The first verse of this poem reads:

“You wanted freedom! – Moscow cries. – You’re shit!
Your Maidan for the Kremlin is like a leukoma in Cyclops’ eye.”

Byvshev posted “On Ukraine’s Independence” on his page on Vkontakte social networking site in February 2015 condemning Russia’s aggression against Ukraine. He did not plead guilty in the courtroom on April 9 and claimed he had every right for self-expression, Grani.ru reported.

It is not the first time Byvshev has been punished for his work.

He is an energetic critic of Russian society and politics and his poems are sprinkled with blunt colloquialisms such as “vatnik,” an archetypical Russian who slavishly supports the Russian regime and disdains others, and “moskal,” an ethnic slur used by Ukrainians for Russians living in Russia.

In 2014, he wrote a poem “To Ukrainian Patriots” in which he disapproved Russian military actions in Crimea:

“To the attacks of moskal bands
Strike back in Bandera style, friends.
Let occupants choke on their own blood!”

The following year he was sentenced for the poem, also for “inciting hatred,” to 300 hours of community work which he served in full by cleaning streets and a local cemetery, Byvshev said in an interview to Meduza, a Russian independent website, on April 4.

He also lost his job at a school in Kromy town where he had taught German and French languages.

He told Meduza he could not stay indifferent to Russia’s annexation of Crimea because his mother was from eastern Ukraine where he spent his childhood.

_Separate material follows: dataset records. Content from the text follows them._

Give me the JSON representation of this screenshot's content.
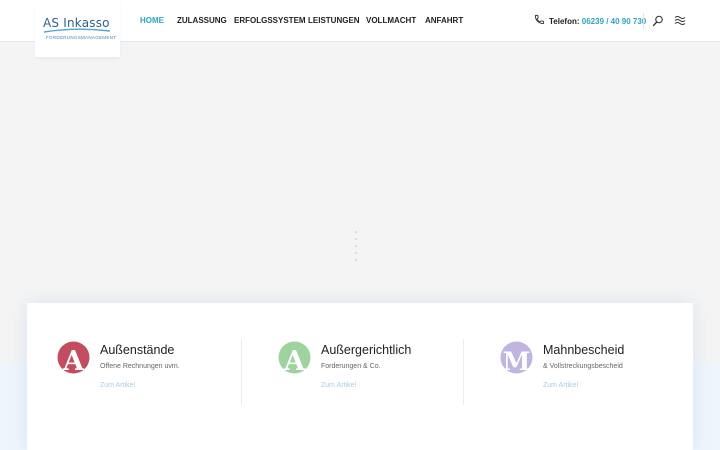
{
  "logo": {
    "title": "AS Inkasso",
    "subtitle": "FORDERUNGSMANAGEMENT"
  },
  "nav": {
    "items": [
      {
        "label": "HOME",
        "active": true
      },
      {
        "label": "ZULASSUNG",
        "active": false
      },
      {
        "label": "ERFOLGSSYSTEM",
        "active": false
      },
      {
        "label": "LEISTUNGEN",
        "active": false
      },
      {
        "label": "VOLLMACHT",
        "active": false
      },
      {
        "label": "ANFAHRT",
        "active": false
      }
    ]
  },
  "contact": {
    "phone_label": "Telefon:",
    "phone_number": "06239 / 40 90 730"
  },
  "features": [
    {
      "letter": "A",
      "color": "#c24d61",
      "title": "Außenstände",
      "description": "Offene Rechnungen uvm.",
      "link": "Zum Artikel"
    },
    {
      "letter": "A",
      "color": "#9ed3a0",
      "title": "Außergerichtlich",
      "description": "Forderungen & Co.",
      "link": "Zum Artikel"
    },
    {
      "letter": "M",
      "color": "#c0b4e0",
      "title": "Mahnbescheid",
      "description": "& Vollstreckungsbescheid",
      "link": "Zum Artikel"
    }
  ],
  "colors": {
    "accent": "#2fa3c6",
    "text": "#222222",
    "link": "#a9cde7",
    "logo_blue": "#2f5f8f"
  },
  "icons": {
    "phone": "phone-icon",
    "search": "search-icon",
    "menu": "wave-menu-icon"
  }
}
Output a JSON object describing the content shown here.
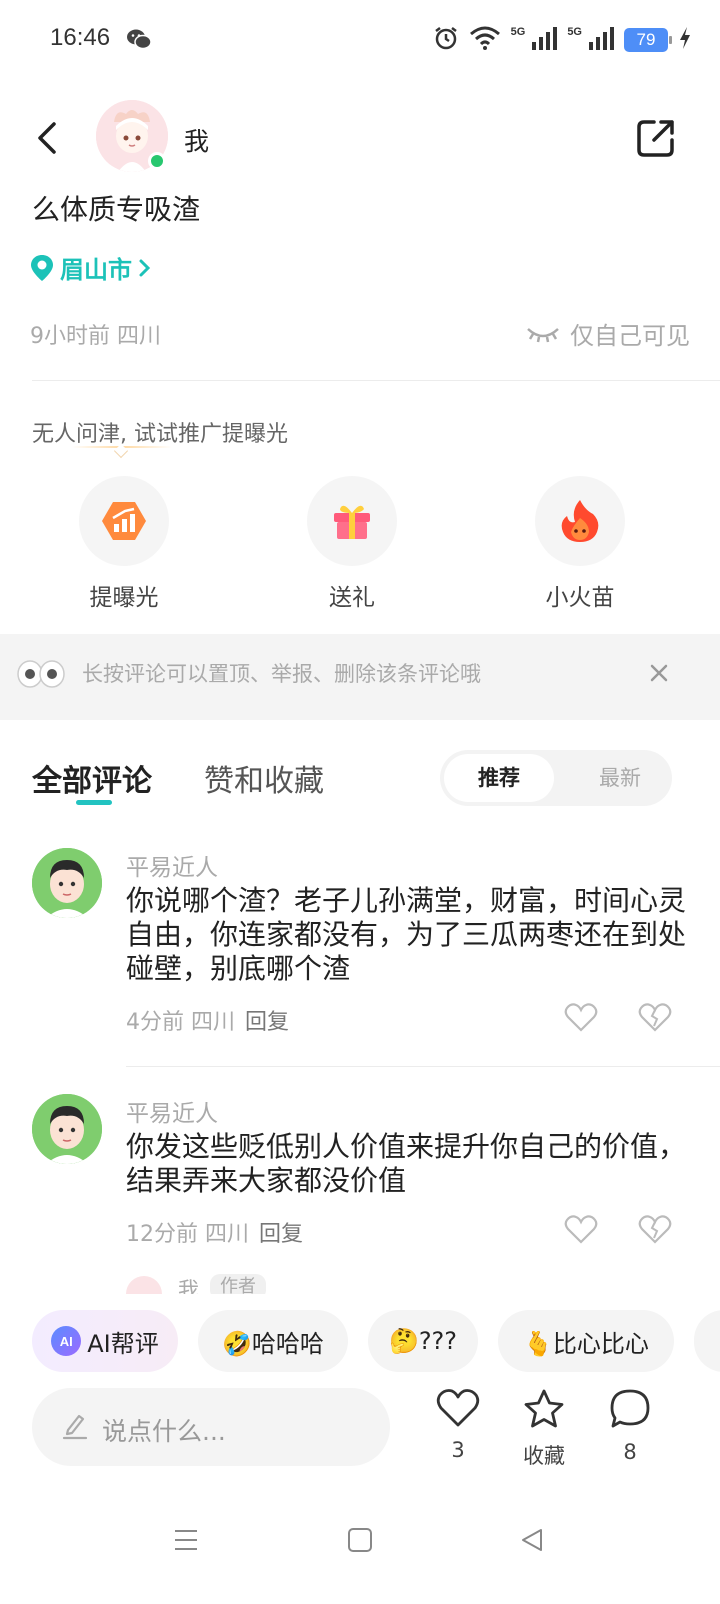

Shortly after the first conviction, he was added to Russia’s list of extremists and terrorists for another poem, “Ukrainian Insurgents,” which described an imaginary fight between Russian and Ukrainian soldiers.

Last week Byvshev posted on his Facebook page that the authorities opened a new criminal case against him for two short poems in which he scoffed at Oryol city’s waste pollution (“My liberal nose has swollen. The stench makes me sick.”), and lack of culture of its citizens (“To litter a country like that! What kind of people live here, God knows!”)

Byvshev told Meduza that people in his hometown Kromy avoid him and try not to openly express their support. “People are afraid to shake my hand. Everyone is cowed,” he said. “It came to the point that when I come to a printing shop and ask to scan some documents, they refuse; they are afraid to become accomplices in my “crimes.”

He said that he is being denied jobs and that he lives with his elderly parents under a travel restriction.